Table 3: Mean cell density and absorbance values of the control cultures in the definitive study

		0 h	24 h	48 h	72 h
Control	Mean cell density* (cells/mL)	1.23 x 104	1.05 x 105	2.38 x 105	7.78 x 105
	Mean absorbance value	0.022	0.106	0.232	0.767
Solvent control	Mean cell density* (cells/mL)	1.55 x 104	1.11 x 105	2.44 x 105	8.01 x 105
	Mean absorbance value	0.022	0.109	0.216	0.752

*Mean cell density values represent the mean number of cells per ml calculated from the mean of the cell counts from 3 fields of view for each of the replicate flasks.

 

Table 4: Analytical results: All the test sample results have been corrected for the apparent levels determined in the solvent control samples.

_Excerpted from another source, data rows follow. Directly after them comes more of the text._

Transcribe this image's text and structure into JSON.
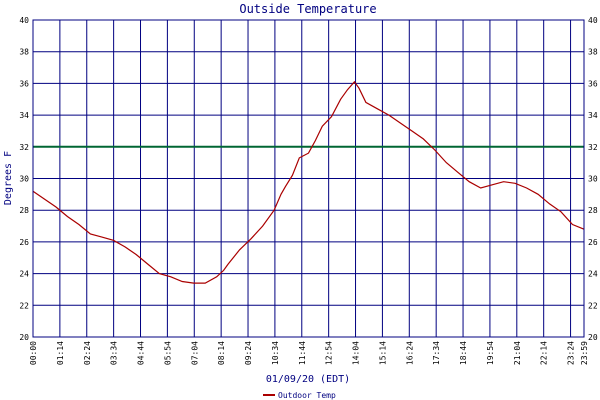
{
  "chart_data": {
    "type": "line",
    "title": "Outside Temperature",
    "xlabel": "01/09/20 (EDT)",
    "ylabel": "Degrees F",
    "ylim": [
      20,
      40
    ],
    "y_ticks": [
      "20",
      "22",
      "24",
      "26",
      "28",
      "30",
      "32",
      "34",
      "36",
      "38",
      "40"
    ],
    "x_ticks": [
      "00:00",
      "01:14",
      "02:24",
      "03:34",
      "04:44",
      "05:54",
      "07:04",
      "08:14",
      "09:24",
      "10:34",
      "11:44",
      "12:54",
      "14:04",
      "15:14",
      "16:24",
      "17:34",
      "18:44",
      "19:54",
      "21:04",
      "22:14",
      "23:24"
    ],
    "x_tick_end_overlap": "23:59",
    "grid": true,
    "colors": {
      "grid": "#000080",
      "line": "#aa0000",
      "reference": "#006633",
      "text": "#000080"
    },
    "reference_line": {
      "y": 32
    },
    "legend": "bottom",
    "series": [
      {
        "name": "Outdoor Temp",
        "x": [
          0,
          0.5,
          1.0,
          1.5,
          2.0,
          2.5,
          3.0,
          3.5,
          4.0,
          4.5,
          5.0,
          5.5,
          6.0,
          6.5,
          7.0,
          7.5,
          8.0,
          8.3,
          8.5,
          9.0,
          9.5,
          10.0,
          10.5,
          10.8,
          11.0,
          11.3,
          11.6,
          12.0,
          12.3,
          12.6,
          13.0,
          13.4,
          13.7,
          14.0,
          14.2,
          14.5,
          15.0,
          15.5,
          16.0,
          16.5,
          17.0,
          17.5,
          18.0,
          18.5,
          19.0,
          19.5,
          20.0,
          20.5,
          21.0,
          21.5,
          22.0,
          22.5,
          23.0,
          23.5,
          24.0
        ],
        "y": [
          29.2,
          28.7,
          28.2,
          27.6,
          27.1,
          26.5,
          26.3,
          26.1,
          25.7,
          25.2,
          24.6,
          24.0,
          23.8,
          23.5,
          23.4,
          23.4,
          23.8,
          24.2,
          24.6,
          25.5,
          26.2,
          27.0,
          28.0,
          29.0,
          29.5,
          30.2,
          31.3,
          31.6,
          32.4,
          33.3,
          33.9,
          35.0,
          35.6,
          36.1,
          35.7,
          34.8,
          34.4,
          34.0,
          33.5,
          33.0,
          32.5,
          31.8,
          31.0,
          30.4,
          29.8,
          29.4,
          29.6,
          29.8,
          29.7,
          29.4,
          29.0,
          28.4,
          27.9,
          27.1,
          26.8
        ]
      }
    ]
  }
}
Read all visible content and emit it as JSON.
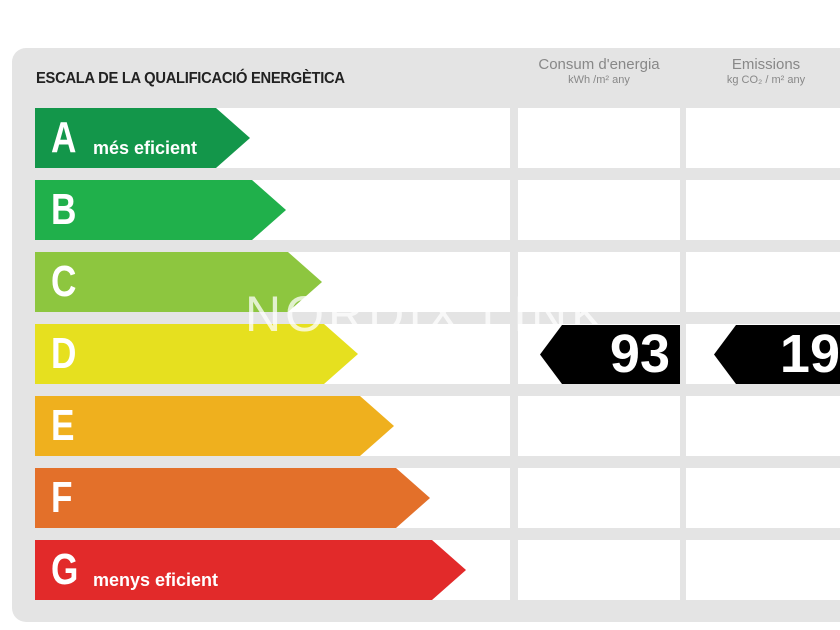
{
  "title": "ESCALA DE LA QUALIFICACIÓ ENERGÈTICA",
  "columns": [
    {
      "label": "Consum d'energia",
      "unit": "kWh /m² any"
    },
    {
      "label": "Emissions",
      "unit": "kg CO₂ / m² any"
    }
  ],
  "ratings": [
    {
      "letter": "A",
      "note": "més eficient",
      "color": "#13964a"
    },
    {
      "letter": "B",
      "note": "",
      "color": "#20b04b"
    },
    {
      "letter": "C",
      "note": "",
      "color": "#8dc63f"
    },
    {
      "letter": "D",
      "note": "",
      "color": "#e6e01f"
    },
    {
      "letter": "E",
      "note": "",
      "color": "#efb01e"
    },
    {
      "letter": "F",
      "note": "",
      "color": "#e3702a"
    },
    {
      "letter": "G",
      "note": "menys eficient",
      "color": "#e22a2a"
    }
  ],
  "current": {
    "rating": "D",
    "consumption": "93",
    "emissions": "19"
  },
  "watermark": "NORDIX LINK"
}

Samples	Nominal concentration (mg/L)	Concentration found (mg/L)	Expressed as a % of the nominal concentration
0 hours	Solvent Control	< LOQ	-
	0.10 R1 - R3	0.122	122
	0.10 R4 - R6	0.086	86
72 hours	Solvent Control	< LOQ	-
	0.10 R1 - R3	0.084	84
	0.10 R4 - R6	0.094	94

LOQ : Limit of quantitation
R₁ - R₆: Replicates 1 - 6

 

Applicant's summary and conclusion

Validity criteria fulfilled:

yes

Conclusions:

A GLP compliant study was performed to assess the effect of the test material on the growth of the green alga Scenedesmus subspicatus following OECD TG 201. Following a preliminary range-finding study, Scenedesmus subspicatus was exposed to an aqueous dispersion of the test material at a concentration of 0.10 mg/l (six replicate flasks) for 72 hours, under constant illumination and shaking at a temperature of 24 ± 1°C. Samples of the algal populations were removed daily and absorbance values determined for each control and treatment group.
Exposure of Scenedesmus subspicatus to the test material gave EC50 values of greater than 0.10 mg/l and correspondingly the No Observed Effect Concentration was greater than or equal to 0.10 mgl/l. The test concentration of 0.10 mg/l was the highest attainable test concentration that could be prepared due to the limited solubility of the test material in water and auxiliary solvent and having due regard to the amount of auxiliary solvent permitted in the test under the OECD Guidelines. Analysis of the test solutions at 0 and 72 hours showed the measured test concentrations to be in excess of the required 80 % of nominal test concentrations and so the results are based on nominal test concentrations alone.